Ideal # of bedrooms and baths for 4-plex

7 Replies

I am going to be constructing a 4-plex to live in as an owner occupant with an FHA Loan. I was wondering what everyone sees as the best configuration for low turnover and help me to maintain a competitive edge. I was considering doing 4/2 1250 square feet units but am also considering 3/2 and possible even 2/2 or 2/1. I had a 4-plex in the Phoenix market that was a 1/1 and the turnover was very high and the tenant mix was very high maintenance.

Also curious if anyone has insight on a single vs 2-story unit?

Ive never built a multi-unit place but I think one of the most important questions is where are you planning on building? Of the units I own I find it a lot easier to rent out units with 2 bedrooms and 1-2 baths. I like to have a little bigger units to attract families personally, because there is less turnover. Some people think there can be more wear and tear with families from small children. You should really get online to try and get an idea of what the apartments in your area are renting for, so you know what your return will look like. Many people who purchase rentals look for 1-3% return monthly on the full purchase price of the property, and I would assume its the same if you're building. I.E. if you spend 100,000 to build a unit you would ideally like $2,000 back per month in rent to cover all expenses. You can still make money with less then 2% but you gotta decide what your comfortable with and what make it a good deal for you.

I have a 4-plex that has 3 2/1 units and a single 3/1 unit. The 3/1 is hands down the most sought after. I wish they were all 3 bedrooms. It's easy to rent and I get an extra $100 a month for it. It may depend on your area. 2/1 units are the standard around here and it seems people always want a little more!

There are variances based on if a College town students might go for 1 beds more or remote areas might like the 3 beds.

Most areas the 2 bed unit mix with 1, 1 1/2 baths, 2 baths is the standard.

1 beds are more transient tenants and even if good ones when they get married, have kids, add a partner etc. the 1 bed space becomes too small.
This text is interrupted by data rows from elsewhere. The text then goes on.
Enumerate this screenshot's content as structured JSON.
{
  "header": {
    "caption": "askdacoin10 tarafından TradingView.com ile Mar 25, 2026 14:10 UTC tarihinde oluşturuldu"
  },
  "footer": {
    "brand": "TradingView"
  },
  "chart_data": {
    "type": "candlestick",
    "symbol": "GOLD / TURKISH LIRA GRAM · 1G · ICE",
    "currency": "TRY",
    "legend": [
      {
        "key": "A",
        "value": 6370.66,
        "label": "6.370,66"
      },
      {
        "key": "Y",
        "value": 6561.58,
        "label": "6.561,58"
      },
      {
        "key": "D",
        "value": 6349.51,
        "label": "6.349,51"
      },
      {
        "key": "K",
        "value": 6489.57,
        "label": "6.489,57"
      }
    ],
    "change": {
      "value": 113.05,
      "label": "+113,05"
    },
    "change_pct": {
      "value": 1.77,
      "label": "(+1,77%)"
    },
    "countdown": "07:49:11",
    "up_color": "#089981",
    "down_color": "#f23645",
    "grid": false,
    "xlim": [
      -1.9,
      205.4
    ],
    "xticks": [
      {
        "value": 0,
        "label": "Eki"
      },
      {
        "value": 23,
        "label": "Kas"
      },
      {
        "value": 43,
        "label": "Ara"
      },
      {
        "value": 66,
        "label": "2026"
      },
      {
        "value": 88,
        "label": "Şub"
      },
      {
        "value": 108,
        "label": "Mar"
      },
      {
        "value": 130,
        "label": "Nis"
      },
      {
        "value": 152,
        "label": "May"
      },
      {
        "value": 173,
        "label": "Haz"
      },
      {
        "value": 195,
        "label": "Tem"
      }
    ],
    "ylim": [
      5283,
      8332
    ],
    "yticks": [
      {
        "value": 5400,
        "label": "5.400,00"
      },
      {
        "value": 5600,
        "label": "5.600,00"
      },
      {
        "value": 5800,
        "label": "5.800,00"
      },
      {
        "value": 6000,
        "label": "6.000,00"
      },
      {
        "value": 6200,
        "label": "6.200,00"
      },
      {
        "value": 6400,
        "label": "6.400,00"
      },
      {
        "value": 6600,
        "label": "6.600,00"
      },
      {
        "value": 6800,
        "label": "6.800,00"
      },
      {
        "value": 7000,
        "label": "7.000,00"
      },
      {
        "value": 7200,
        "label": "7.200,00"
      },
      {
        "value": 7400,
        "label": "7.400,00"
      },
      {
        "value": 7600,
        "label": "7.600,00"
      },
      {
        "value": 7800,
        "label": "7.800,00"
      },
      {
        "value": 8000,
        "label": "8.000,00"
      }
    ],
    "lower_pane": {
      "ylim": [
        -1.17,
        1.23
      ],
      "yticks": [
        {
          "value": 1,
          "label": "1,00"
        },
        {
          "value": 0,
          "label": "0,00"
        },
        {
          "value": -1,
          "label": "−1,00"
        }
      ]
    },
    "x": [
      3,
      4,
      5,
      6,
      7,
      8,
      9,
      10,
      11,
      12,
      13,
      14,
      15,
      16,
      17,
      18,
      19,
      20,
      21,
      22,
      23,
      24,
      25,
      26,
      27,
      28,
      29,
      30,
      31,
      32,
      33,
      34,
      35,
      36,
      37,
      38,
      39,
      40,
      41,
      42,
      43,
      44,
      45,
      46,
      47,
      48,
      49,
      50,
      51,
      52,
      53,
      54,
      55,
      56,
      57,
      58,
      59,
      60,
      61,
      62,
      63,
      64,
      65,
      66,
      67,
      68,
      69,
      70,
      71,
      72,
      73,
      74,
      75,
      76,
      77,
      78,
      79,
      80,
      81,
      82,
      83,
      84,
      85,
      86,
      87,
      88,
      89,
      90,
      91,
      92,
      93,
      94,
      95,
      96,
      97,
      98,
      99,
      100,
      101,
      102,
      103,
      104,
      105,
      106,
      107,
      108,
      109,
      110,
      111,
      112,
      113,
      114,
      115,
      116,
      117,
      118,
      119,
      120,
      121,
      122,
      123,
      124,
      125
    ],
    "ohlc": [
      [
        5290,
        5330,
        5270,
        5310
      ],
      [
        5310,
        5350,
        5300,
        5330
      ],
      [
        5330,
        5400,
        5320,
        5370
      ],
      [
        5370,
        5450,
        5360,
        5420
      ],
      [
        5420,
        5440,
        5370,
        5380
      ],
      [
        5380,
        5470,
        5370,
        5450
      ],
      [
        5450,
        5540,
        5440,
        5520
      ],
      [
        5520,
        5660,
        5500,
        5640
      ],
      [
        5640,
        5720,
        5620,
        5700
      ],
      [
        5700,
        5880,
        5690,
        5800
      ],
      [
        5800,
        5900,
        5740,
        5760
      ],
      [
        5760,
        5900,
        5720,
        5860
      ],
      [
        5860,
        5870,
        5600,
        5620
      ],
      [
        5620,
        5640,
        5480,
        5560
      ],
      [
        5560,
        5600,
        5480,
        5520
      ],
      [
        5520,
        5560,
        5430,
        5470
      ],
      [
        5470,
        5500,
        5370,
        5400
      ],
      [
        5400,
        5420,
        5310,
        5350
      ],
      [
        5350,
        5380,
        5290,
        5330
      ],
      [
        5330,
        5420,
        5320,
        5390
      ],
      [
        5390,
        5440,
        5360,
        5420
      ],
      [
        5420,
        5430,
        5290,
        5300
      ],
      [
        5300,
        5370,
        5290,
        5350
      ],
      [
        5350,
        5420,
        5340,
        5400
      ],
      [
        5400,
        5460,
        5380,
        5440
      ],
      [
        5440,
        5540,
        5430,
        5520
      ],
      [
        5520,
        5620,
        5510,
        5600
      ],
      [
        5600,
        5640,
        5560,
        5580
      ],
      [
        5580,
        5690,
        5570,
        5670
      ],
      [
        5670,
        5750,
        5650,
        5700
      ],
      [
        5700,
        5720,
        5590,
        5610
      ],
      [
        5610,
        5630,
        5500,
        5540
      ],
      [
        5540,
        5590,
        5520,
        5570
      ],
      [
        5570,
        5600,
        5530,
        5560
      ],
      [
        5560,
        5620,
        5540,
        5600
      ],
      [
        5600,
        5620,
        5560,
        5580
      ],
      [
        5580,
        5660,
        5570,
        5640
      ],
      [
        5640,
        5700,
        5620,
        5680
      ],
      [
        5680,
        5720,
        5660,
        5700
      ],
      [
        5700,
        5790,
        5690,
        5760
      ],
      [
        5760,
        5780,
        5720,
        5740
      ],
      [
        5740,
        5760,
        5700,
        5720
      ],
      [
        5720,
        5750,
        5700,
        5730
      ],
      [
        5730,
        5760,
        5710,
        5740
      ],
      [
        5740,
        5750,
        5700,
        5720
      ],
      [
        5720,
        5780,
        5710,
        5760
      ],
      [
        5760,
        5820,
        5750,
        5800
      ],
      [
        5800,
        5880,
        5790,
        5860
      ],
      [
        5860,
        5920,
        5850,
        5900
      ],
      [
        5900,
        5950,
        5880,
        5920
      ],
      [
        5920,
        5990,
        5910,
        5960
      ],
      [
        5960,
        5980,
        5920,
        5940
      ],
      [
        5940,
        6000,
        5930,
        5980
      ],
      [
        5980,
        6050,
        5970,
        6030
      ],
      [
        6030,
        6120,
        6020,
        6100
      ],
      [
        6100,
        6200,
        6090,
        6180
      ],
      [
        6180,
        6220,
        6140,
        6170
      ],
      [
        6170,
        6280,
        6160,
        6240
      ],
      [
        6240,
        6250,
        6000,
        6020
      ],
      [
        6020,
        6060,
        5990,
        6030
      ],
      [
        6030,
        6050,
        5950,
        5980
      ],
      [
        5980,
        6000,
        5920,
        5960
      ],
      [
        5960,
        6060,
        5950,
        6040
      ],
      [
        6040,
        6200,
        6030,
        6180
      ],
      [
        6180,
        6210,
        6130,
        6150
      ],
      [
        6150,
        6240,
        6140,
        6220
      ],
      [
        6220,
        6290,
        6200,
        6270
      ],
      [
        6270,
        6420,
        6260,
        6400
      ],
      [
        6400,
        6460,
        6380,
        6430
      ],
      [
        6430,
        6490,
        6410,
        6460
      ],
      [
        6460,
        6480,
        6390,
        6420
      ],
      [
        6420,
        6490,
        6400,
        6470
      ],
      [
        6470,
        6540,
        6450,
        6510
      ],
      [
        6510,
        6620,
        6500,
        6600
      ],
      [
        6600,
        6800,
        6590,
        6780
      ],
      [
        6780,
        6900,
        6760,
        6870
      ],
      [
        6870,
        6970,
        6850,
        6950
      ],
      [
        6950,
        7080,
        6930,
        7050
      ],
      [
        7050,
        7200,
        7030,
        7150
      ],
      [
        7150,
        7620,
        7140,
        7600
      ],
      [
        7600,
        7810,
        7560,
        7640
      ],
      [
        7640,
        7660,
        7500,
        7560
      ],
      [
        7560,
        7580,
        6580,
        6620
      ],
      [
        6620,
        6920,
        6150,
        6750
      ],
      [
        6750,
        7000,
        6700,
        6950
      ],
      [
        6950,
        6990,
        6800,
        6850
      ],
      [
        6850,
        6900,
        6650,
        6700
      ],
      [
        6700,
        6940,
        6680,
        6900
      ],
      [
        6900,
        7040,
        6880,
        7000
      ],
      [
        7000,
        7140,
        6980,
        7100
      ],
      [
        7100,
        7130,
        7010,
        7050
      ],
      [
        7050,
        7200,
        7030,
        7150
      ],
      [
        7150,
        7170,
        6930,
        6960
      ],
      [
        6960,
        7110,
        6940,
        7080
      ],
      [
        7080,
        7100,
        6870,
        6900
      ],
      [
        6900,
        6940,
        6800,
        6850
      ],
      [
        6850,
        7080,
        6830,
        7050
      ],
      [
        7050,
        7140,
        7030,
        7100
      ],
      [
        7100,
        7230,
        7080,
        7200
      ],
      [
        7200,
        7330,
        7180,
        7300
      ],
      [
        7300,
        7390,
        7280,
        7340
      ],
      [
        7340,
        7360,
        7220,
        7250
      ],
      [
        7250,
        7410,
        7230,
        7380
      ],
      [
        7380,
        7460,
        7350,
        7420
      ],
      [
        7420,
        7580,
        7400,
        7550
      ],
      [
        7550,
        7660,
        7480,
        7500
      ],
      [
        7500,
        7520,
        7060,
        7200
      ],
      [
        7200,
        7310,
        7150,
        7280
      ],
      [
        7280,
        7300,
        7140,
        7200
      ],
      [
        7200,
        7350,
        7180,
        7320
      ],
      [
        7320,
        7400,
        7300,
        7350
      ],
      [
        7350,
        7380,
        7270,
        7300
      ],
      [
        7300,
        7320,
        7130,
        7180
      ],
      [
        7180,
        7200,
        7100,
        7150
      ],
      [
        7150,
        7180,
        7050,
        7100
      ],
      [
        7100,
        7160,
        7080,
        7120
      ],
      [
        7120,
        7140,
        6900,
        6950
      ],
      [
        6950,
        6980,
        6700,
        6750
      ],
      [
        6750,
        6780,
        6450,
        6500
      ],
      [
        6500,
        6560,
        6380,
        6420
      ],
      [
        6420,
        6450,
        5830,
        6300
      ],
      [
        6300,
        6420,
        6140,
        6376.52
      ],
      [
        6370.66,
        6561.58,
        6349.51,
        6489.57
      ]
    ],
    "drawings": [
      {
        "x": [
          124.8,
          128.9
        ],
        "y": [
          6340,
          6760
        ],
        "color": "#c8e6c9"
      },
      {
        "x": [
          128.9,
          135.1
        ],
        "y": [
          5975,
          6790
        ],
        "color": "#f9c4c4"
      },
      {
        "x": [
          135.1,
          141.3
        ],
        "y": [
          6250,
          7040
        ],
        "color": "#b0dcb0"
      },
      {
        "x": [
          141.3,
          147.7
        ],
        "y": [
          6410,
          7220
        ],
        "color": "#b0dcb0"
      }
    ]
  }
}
With a 2 bed you can do many things with that space to make it still work.

There are some 3 beds in the area here and I have even seen 4 beds but rare and those command a little more rent but not much versus the extra space they take up. You could instead have more 2 beds for the same building sq ft and get more total rent.

I am located in a rural area of Arizona. Currently we are experiencing very high demand from several mines that are hiring in the area, rents have jumped 50% during the last 2 years and I have a waiting list for my other properties. However I want to be ready to weather the next mining downturn with quality tenants that aren't dependent on mining. Also because of the low interest and fixed rate of an FHA mortgage(and the fact that I am going to be living in one of the units) I would prefer to go with larger sized units. I guess I could always set it up as 4/2 with a large kitchen and living room that could later be divided into 8 2/1's after my occupancy requirement has expired :).

Zoning will not usually allow you to turn a 4-plex into a 8-plex. Three bedrooms is the most sought after floor plan in my area.

Originally posted by @Austin V. :
I am located in a rural area of Arizona. Currently we are experiencing very high demand from several mines that are hiring in the area, rents have jumped 50% during the last 2 years and I have a waiting list for my other properties. However I want to be ready to weather the next mining downturn with quality tenants that aren't dependent on mining. Also because of the low interest and fixed rate of an FHA mortgage(and the fact that I am going to be living in one of the units) I would prefer to go with larger sized units. I guess I could always set it up as 4/2 with a large kitchen and living room that could later be divided into 8 2/1's after my occupancy requirement has expired :).

Wow, I can't believe I came across this post. I live in Willcox, and it is interesting reading about your strategy. I never even considered the Safford area. I wish you luck, and please keep us updated.

Good Catch @Rusty Thompson that would be consistent with my local area zoning as well.

Tony G -Glad to meet someone else who is local. These mining towns tend to be wildly cyclical based on commodity prices but when times are good, they are really good.

Thanks for all the feedback, I will keep everybody updated as plans roll out.